I did a review of this book here. Jack Prelutsky writes a haiku about different animals on each page. The fun thing about this book is that you can read them aloud to students (or show them poem) and have them guess what he is writing about, then show students the illustrations. They are riddle-like haiku.

Illustrated by Demi
Atheneum, 1997

This is another picture book biography of a traditional Japanese poet. This is the life of Basho, who lived and wrote haiku in Japan in the 1600s. The biographical prose is also interspersed with translated haiku (like the Issa book). The illustrations are beautifully done ink drawings on textured paper.

Least Things: Poems about Small Natures
Photographs by Jason Stemple
Boyds Mills Press, 2003

I love Jane Yolen because she is such a beautiful writer no matter what genre she writes in. This is no exception. She takes her son’s stunning photographs of things in nature and writes haiku about them. Also included is factual information about the animal in the photograph. This is a feast for the eyes and the poet’s heart.

Is your favorite haiku book missing? Please put a comment below and let me know. I’m always on the lookout for great haiku books.

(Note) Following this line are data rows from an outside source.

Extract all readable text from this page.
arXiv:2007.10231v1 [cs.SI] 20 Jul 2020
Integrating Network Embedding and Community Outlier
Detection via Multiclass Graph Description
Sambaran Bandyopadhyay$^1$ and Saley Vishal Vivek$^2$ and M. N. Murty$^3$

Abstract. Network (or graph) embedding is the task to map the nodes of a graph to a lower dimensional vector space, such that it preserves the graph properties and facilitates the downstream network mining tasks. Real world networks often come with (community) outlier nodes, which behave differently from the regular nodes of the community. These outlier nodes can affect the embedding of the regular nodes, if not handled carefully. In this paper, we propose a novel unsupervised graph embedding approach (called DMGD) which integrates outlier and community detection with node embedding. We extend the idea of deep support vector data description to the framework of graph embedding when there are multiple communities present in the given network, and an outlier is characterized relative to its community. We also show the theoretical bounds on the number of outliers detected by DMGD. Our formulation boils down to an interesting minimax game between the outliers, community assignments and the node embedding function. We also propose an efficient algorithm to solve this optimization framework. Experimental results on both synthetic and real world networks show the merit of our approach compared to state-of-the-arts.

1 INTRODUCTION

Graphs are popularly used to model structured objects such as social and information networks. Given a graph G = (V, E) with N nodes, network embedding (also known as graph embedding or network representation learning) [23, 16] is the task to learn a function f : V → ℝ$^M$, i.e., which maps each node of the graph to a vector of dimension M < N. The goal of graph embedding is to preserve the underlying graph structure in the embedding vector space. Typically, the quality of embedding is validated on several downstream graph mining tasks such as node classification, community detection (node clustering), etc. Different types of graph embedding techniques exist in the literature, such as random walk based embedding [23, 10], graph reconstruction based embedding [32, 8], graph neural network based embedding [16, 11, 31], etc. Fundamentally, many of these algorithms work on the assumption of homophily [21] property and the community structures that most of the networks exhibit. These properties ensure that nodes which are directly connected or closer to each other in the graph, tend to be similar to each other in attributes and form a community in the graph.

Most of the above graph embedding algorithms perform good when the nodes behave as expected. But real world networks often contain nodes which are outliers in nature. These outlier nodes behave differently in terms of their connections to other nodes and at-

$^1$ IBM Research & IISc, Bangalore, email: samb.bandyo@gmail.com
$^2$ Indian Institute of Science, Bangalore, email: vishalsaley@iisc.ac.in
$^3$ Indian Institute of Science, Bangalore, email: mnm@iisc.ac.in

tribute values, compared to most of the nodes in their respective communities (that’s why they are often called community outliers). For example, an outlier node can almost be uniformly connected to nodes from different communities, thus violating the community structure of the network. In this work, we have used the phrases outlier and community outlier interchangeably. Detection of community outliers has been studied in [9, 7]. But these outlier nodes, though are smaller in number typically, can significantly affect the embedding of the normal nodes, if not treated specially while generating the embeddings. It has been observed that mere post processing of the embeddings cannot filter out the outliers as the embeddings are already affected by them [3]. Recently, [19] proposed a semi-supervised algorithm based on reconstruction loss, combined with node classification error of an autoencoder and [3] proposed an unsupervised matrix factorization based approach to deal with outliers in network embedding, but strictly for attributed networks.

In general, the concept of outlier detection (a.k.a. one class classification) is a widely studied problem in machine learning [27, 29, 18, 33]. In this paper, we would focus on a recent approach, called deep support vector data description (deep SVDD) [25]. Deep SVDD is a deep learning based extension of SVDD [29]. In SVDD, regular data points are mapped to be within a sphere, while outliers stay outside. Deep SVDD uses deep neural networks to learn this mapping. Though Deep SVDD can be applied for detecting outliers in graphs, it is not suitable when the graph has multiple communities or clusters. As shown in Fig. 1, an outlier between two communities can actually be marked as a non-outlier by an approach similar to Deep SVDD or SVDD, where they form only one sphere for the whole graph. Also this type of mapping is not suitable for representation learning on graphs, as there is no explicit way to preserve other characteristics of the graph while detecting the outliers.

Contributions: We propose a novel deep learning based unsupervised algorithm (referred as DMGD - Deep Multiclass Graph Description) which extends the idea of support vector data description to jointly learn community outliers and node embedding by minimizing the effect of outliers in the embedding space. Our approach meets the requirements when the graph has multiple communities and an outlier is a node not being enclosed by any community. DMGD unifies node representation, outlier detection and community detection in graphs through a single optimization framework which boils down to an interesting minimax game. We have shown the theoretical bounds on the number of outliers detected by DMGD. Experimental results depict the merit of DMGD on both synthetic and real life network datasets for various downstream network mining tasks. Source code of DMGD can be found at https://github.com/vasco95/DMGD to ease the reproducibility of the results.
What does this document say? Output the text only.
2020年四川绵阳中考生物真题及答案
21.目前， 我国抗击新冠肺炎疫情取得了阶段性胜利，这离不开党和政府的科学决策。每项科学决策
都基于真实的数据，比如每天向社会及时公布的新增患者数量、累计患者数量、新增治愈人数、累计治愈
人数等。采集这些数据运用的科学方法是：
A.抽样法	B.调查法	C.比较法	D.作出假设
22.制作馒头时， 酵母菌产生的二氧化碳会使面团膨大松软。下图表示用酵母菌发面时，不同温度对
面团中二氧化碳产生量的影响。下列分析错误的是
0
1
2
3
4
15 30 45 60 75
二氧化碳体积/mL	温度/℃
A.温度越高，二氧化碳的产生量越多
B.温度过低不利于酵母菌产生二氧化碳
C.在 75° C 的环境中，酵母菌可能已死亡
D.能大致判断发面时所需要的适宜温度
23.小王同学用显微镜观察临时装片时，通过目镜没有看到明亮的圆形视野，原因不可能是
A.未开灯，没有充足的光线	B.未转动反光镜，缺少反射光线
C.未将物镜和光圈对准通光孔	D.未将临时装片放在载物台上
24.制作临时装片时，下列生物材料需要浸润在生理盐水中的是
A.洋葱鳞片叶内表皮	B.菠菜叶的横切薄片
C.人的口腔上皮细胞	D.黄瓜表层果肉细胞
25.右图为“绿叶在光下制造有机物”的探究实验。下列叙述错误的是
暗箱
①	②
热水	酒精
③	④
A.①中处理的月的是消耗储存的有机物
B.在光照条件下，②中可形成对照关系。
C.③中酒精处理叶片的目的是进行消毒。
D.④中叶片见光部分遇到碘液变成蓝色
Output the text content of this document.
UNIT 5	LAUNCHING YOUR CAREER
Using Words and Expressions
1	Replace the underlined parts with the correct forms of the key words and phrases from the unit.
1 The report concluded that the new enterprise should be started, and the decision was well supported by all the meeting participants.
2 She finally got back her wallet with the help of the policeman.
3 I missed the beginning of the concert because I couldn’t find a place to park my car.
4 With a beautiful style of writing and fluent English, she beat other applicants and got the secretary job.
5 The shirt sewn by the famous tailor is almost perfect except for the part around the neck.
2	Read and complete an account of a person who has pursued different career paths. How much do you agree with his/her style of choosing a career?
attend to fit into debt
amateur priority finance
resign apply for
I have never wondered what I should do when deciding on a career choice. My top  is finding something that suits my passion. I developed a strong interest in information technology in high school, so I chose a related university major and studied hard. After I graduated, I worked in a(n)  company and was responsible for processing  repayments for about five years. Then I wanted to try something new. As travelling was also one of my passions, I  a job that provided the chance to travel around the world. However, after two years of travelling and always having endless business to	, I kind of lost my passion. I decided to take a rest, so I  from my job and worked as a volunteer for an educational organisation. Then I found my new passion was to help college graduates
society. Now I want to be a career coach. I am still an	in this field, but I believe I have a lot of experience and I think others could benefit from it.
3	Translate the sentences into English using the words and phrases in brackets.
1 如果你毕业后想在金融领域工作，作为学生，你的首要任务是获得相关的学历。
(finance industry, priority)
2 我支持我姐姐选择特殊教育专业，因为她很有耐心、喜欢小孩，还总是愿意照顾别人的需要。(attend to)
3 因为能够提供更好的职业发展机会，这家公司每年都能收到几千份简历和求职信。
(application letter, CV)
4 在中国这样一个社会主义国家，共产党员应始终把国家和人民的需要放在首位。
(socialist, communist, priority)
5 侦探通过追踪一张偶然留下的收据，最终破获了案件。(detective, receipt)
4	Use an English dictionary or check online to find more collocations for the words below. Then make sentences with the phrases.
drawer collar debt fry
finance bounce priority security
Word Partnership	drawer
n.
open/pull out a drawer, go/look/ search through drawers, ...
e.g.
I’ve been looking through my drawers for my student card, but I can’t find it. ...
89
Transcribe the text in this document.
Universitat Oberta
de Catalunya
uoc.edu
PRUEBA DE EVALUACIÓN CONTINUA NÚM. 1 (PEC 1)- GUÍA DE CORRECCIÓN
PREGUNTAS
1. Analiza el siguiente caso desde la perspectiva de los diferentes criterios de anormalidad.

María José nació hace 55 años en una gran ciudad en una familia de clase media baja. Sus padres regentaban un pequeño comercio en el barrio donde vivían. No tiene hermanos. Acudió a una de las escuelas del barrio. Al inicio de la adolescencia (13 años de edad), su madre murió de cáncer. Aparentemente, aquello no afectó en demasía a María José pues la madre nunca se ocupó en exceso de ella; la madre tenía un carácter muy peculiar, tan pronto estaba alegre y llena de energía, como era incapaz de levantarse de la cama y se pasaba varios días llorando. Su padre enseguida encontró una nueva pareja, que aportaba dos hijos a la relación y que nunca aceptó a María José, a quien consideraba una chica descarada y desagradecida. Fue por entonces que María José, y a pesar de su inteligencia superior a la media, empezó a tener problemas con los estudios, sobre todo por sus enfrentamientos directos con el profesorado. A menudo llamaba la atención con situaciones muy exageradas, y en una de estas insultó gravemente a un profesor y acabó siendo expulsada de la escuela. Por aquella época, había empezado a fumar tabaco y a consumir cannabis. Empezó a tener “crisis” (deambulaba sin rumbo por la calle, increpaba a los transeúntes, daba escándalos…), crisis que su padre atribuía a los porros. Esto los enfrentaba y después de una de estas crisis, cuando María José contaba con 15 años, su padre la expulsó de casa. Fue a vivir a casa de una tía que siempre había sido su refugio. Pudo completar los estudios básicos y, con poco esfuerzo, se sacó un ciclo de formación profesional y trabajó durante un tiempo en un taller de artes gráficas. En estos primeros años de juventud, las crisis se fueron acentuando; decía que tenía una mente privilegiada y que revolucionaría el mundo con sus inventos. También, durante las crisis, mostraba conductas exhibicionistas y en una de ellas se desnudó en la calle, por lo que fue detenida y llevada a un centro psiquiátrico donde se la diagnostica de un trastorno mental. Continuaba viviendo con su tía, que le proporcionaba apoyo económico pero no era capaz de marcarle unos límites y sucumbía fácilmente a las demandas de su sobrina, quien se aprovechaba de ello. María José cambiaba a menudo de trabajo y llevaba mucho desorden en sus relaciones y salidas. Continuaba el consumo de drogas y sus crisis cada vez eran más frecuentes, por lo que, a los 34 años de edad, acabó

The Poetry Friday roundup is at Literary Safari


How could I forget?
Little, Brown, 2006
This is a hilarious collection of haiku. It doesn't follow the traditional nature content of Japanese haiku, but it still follows the format of haiku. These are lots of fun to read aloud. A lengthier review here.


Kelly Fineman said...

What a great round-up!

Cloudscome said...

Thank you for this list - you have a wonderful collection here! The more I study Haiku the more there is to learn.

TadMack said...

I remember the Cool Melons and the Dogku book, but so many I've not yet discovered! Thanks!

Sara said...

Thank you! This is such an intriguing list of books. I especially want that Janeczko black and white photography one. Oooh, it looks good.

laura salas said...

Thanks for this list--I'm unfamiliar with several of these, and I love haiku. Black Swan White Crow is one of my favorite poetry collections. The words are gorgeous.

MysTery said...

I will have to check these selections out! Thanks for sharing!

Check me out at:



SamRiddleburger said...

What? No Hello Kitty Haiku?

Cloudscome said...

I linked this post today. I had to really search my memory to find it, but I knew you had done this and I wanted to refer to it.